Deze week heb ik mijzelf tot doel gesteld me te concentreren op het schrijven. Concentreren zoals ik dat doe, heeft weinig te maken met het strakke ritme en de gerichtheid op een hogere macht van de kloosterling. Het heeft nauwelijks iets gemeen met de onderdompeling in leegte van de mediterende boeddhist. Het vertoont ook geen overeenkomst met de repetitieve handelingen van de door een lopende band opgejaagde arbeider. Ik heb mij op een egocentrische manier afgezonderd, dat wel; ik wil met niemand contact, behalve als het mijzelf zo uitkomt.

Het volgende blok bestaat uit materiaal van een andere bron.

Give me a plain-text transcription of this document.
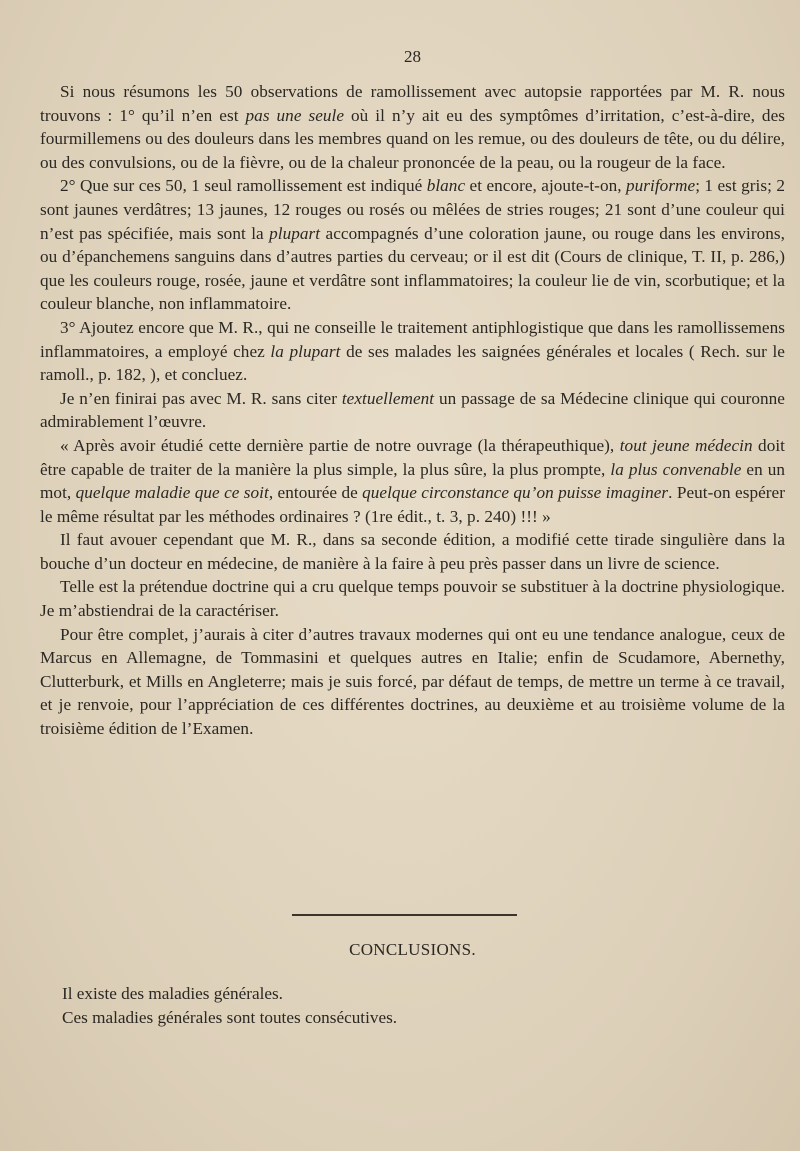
28

Si nous résumons les 50 observations de ramollissement avec autopsie rapportées par M. R. nous trouvons : 1° qu’il n’en est pas une seule où il n’y ait eu des symptômes d’irritation, c’est-à-dire, des fourmillemens ou des douleurs dans les membres quand on les remue, ou des douleurs de tête, ou du délire, ou des convulsions, ou de la fièvre, ou de la chaleur prononcée de la peau, ou la rougeur de la face.

2° Que sur ces 50, 1 seul ramollissement est indiqué blanc et encore, ajoute-t-on, puriforme; 1 est gris; 2 sont jaunes verdâtres; 13 jaunes, 12 rouges ou rosés ou mêlées de stries rouges; 21 sont d’une couleur qui n’est pas spécifiée, mais sont la plupart accompagnés d’une coloration jaune, ou rouge dans les environs, ou d’épanchemens sanguins dans d’autres parties du cerveau; or il est dit (Cours de clinique, T. II, p. 286,) que les couleurs rouge, rosée, jaune et verdâtre sont inflammatoires; la couleur lie de vin, scorbutique; et la couleur blanche, non inflammatoire.

3° Ajoutez encore que M. R., qui ne conseille le traitement antiphlogistique que dans les ramollissemens inflammatoires, a employé chez la plupart de ses malades les saignées générales et locales ( Rech. sur le ramoll., p. 182, ), et concluez.

Je n’en finirai pas avec M. R. sans citer textuellement un passage de sa Médecine clinique qui couronne admirablement l’œuvre.

« Après avoir étudié cette dernière partie de notre ouvrage (la thérapeuthique), tout jeune médecin doit être capable de traiter de la manière la plus simple, la plus sûre, la plus prompte, la plus convenable en un mot, quelque maladie que ce soit, entourée de quelque circonstance qu’on puisse imaginer. Peut-on espérer le même résultat par les méthodes ordinaires ? (1re édit., t. 3, p. 240) !!! »

Il faut avouer cependant que M. R., dans sa seconde édition, a modifié cette tirade singulière dans la bouche d’un docteur en médecine, de manière à la faire à peu près passer dans un livre de science.

Telle est la prétendue doctrine qui a cru quelque temps pouvoir se substituer à la doctrine physiologique. Je m’abstiendrai de la caractériser.

Pour être complet, j’aurais à citer d’autres travaux modernes qui ont eu une tendance analogue, ceux de Marcus en Allemagne, de Tommasini et quelques autres en Italie; enfin de Scudamore, Abernethy, Clutterburk, et Mills en Angleterre; mais je suis forcé, par défaut de temps, de mettre un terme à ce travail, et je renvoie, pour l’appréciation de ces différentes doctrines, au deuxième et au troisième volume de la troisième édition de l’Examen.

CONCLUSIONS.

Il existe des maladies générales.

Ces maladies générales sont toutes consécutives.
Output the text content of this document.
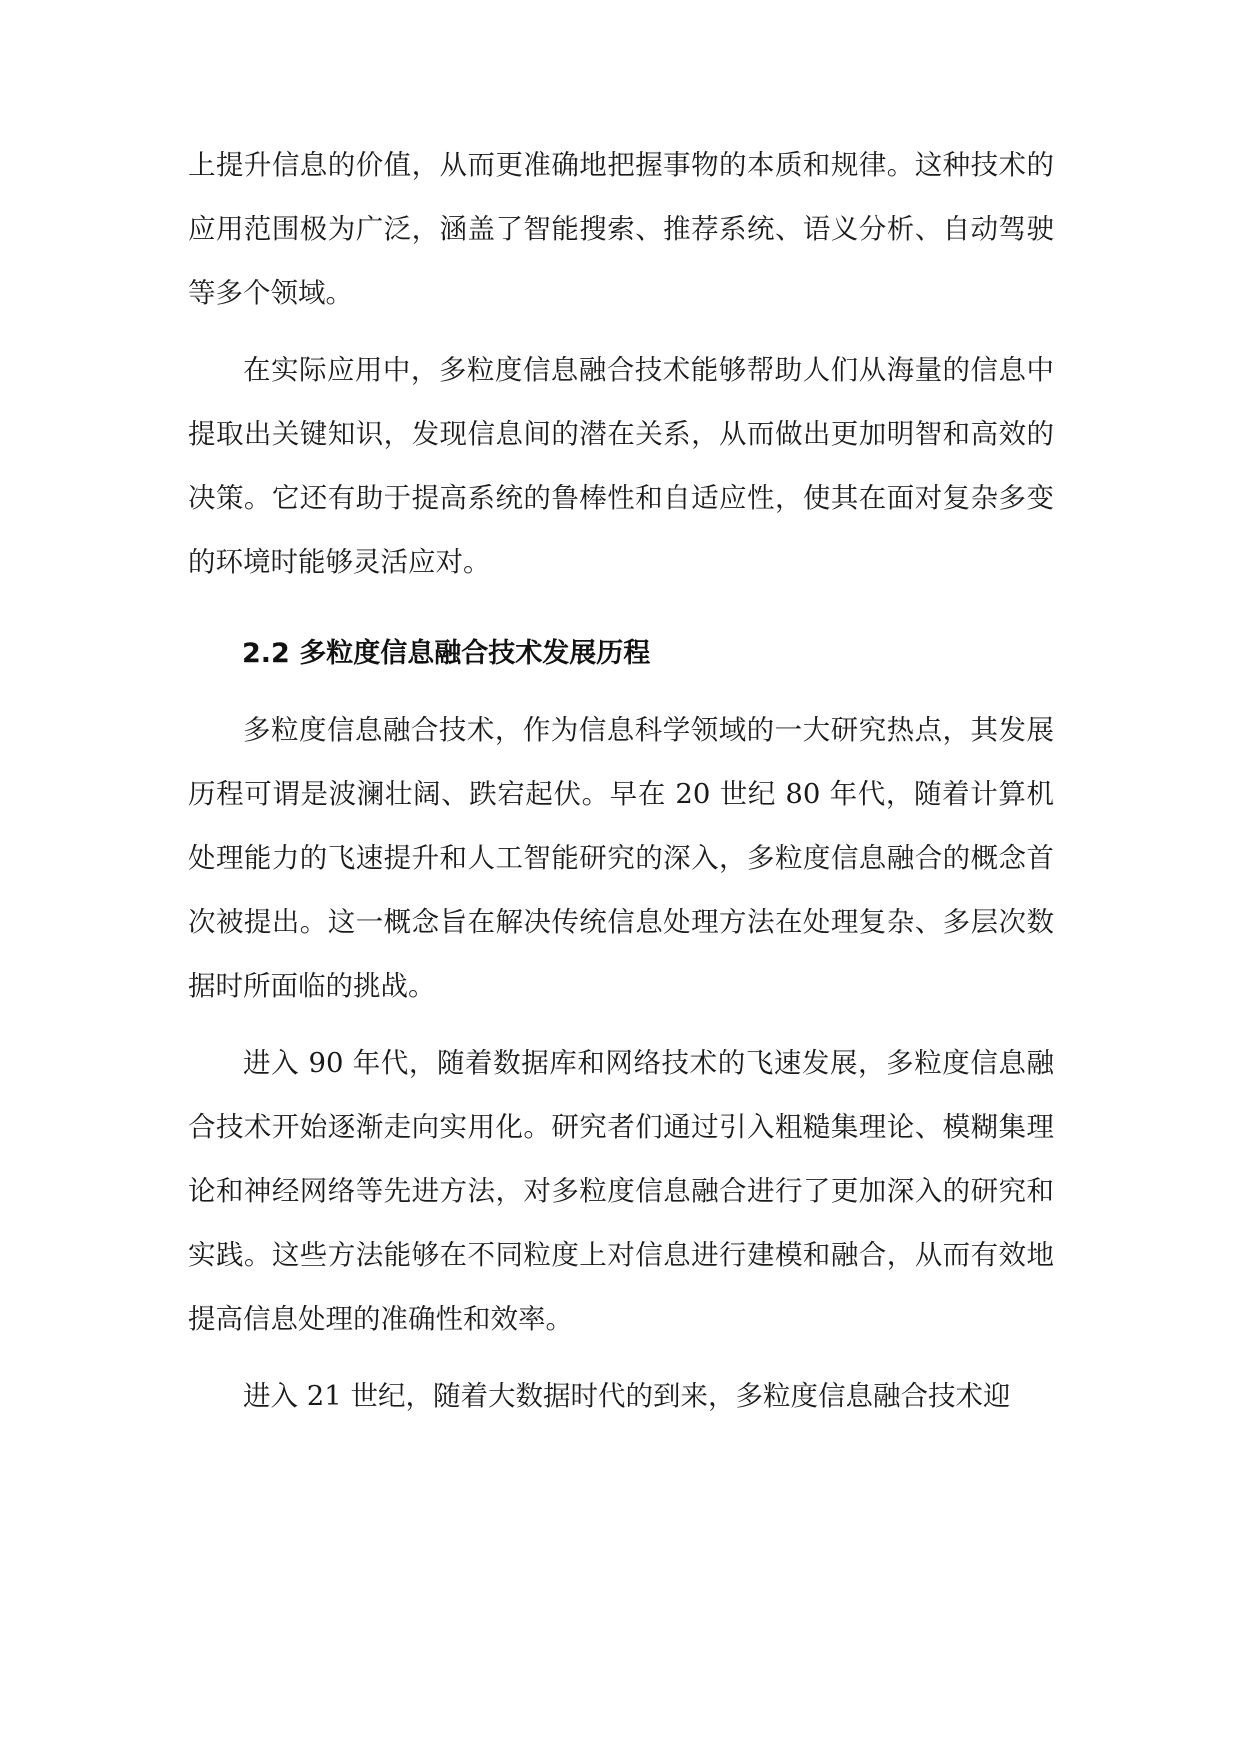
上提升信息的价值，从而更准确地把握事物的本质和规律。这种技术的应用范围极为广泛，涵盖了智能搜索、推荐系统、语义分析、自动驾驶等多个领域。

在实际应用中，多粒度信息融合技术能够帮助人们从海量的信息中提取出关键知识，发现信息间的潜在关系，从而做出更加明智和高效的决策。它还有助于提高系统的鲁棒性和自适应性，使其在面对复杂多变的环境时能够灵活应对。

2.2 多粒度信息融合技术发展历程

多粒度信息融合技术，作为信息科学领域的一大研究热点，其发展历程可谓是波澜壮阔、跌宕起伏。早在 20 世纪 80 年代，随着计算机处理能力的飞速提升和人工智能研究的深入，多粒度信息融合的概念首次被提出。这一概念旨在解决传统信息处理方法在处理复杂、多层次数据时所面临的挑战。

进入 90 年代，随着数据库和网络技术的飞速发展，多粒度信息融合技术开始逐渐走向实用化。研究者们通过引入粗糙集理论、模糊集理论和神经网络等先进方法，对多粒度信息融合进行了更加深入的研究和实践。这些方法能够在不同粒度上对信息进行建模和融合，从而有效地提高信息处理的准确性和效率。

进入 21 世纪，随着大数据时代的到来，多粒度信息融合技术迎
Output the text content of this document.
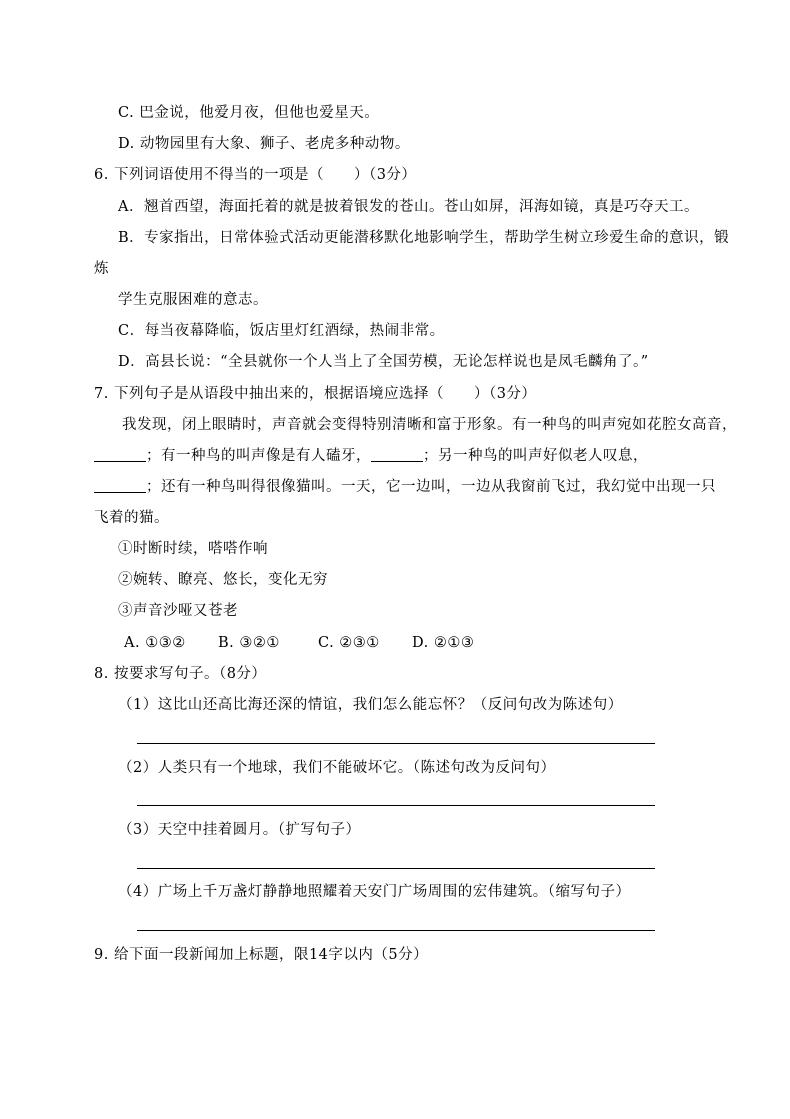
C. 巴金说，他爱月夜，但他也爱星天。
D. 动物园里有大象、狮子、老虎多种动物。
6. 下列词语使用不得当的一项是（　　）（3分）
A．翘首西望，海面托着的就是披着银发的苍山。苍山如屏，洱海如镜，真是巧夺天工。
B．专家指出，日常体验式活动更能潜移默化地影响学生，帮助学生树立珍爱生命的意识，锻
炼
学生克服困难的意志。
C．每当夜幕降临，饭店里灯红酒绿，热闹非常。
D．高县长说：“全县就你一个人当上了全国劳模，无论怎样说也是凤毛麟角了。”
7. 下列句子是从语段中抽出来的，根据语境应选择（　　）（3分）
我发现，闭上眼睛时，声音就会变得特别清晰和富于形象。有一种鸟的叫声宛如花腔女高音，
；有一种鸟的叫声像是有人磕牙，	；另一种鸟的叫声好似老人叹息，
；还有一种鸟叫得很像猫叫。一天，它一边叫，一边从我窗前飞过，我幻觉中出现一只
飞着的猫。
①时断时续，嗒嗒作响
②婉转、瞭亮、悠长，变化无穷
③声音沙哑又苍老
A. ①③② B. ③②①	C. ②③① D. ②①③
8. 按要求写句子。（8分）
（1）这比山还高比海还深的情谊，我们怎么能忘怀？（反问句改为陈述句）
（2）人类只有一个地球，我们不能破坏它。（陈述句改为反问句）
（3）天空中挂着圆月。（扩写句子）
（4）广场上千万盏灯静静地照耀着天安门广场周围的宏伟建筑。（缩写句子）
9. 给下面一段新闻加上标题，限14字以内（5分）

Er is een duidelijk project waarmee ik me bezighoud en waarvoor ik dit isolement zoek: het werken aan een roman. Ondertussen fiets of wandel ik echter door de stad; maak foto’s van graffiti en gebouwen die gesloopt of gebouwd worden; draai wassen en hang ze op; ruim mijn huis op; schrijf geconcentreerd aan andere teksten (zoals deze) en bewerk foto’s tot kunstwerkjes. En het schrijven betekent ook dat ik opschrijf wat ik allemaal nog moet gaan opschrijven, hoofdstukjes en perspectiefwisselingen plan en personages van het ene huis naar het andere verhuis zonder ze al aan het woord te laten. Het lijkt wel alsof ik nog minder gefocust ben dan normaal. En toch: in werkelijkheid is dit precies hoe ik mij concentreer: ik omcirkel de wereld waarin zich de roman afspeelt op allerlei manieren; ik bewerk, tast af, onderzoek en vul aan, en blaas ondertussen een bel om mij heen.
Ik hoop maar dat hij heel blijft, die bel, want te langdurig doorzakken, bellen met vrienden of een te goed boek, laat staan het bezoek aan een andere stad kunnen er zomaar voor zorgen dat hij uiteen spat. Het wandje is dun, maar doorzichtig.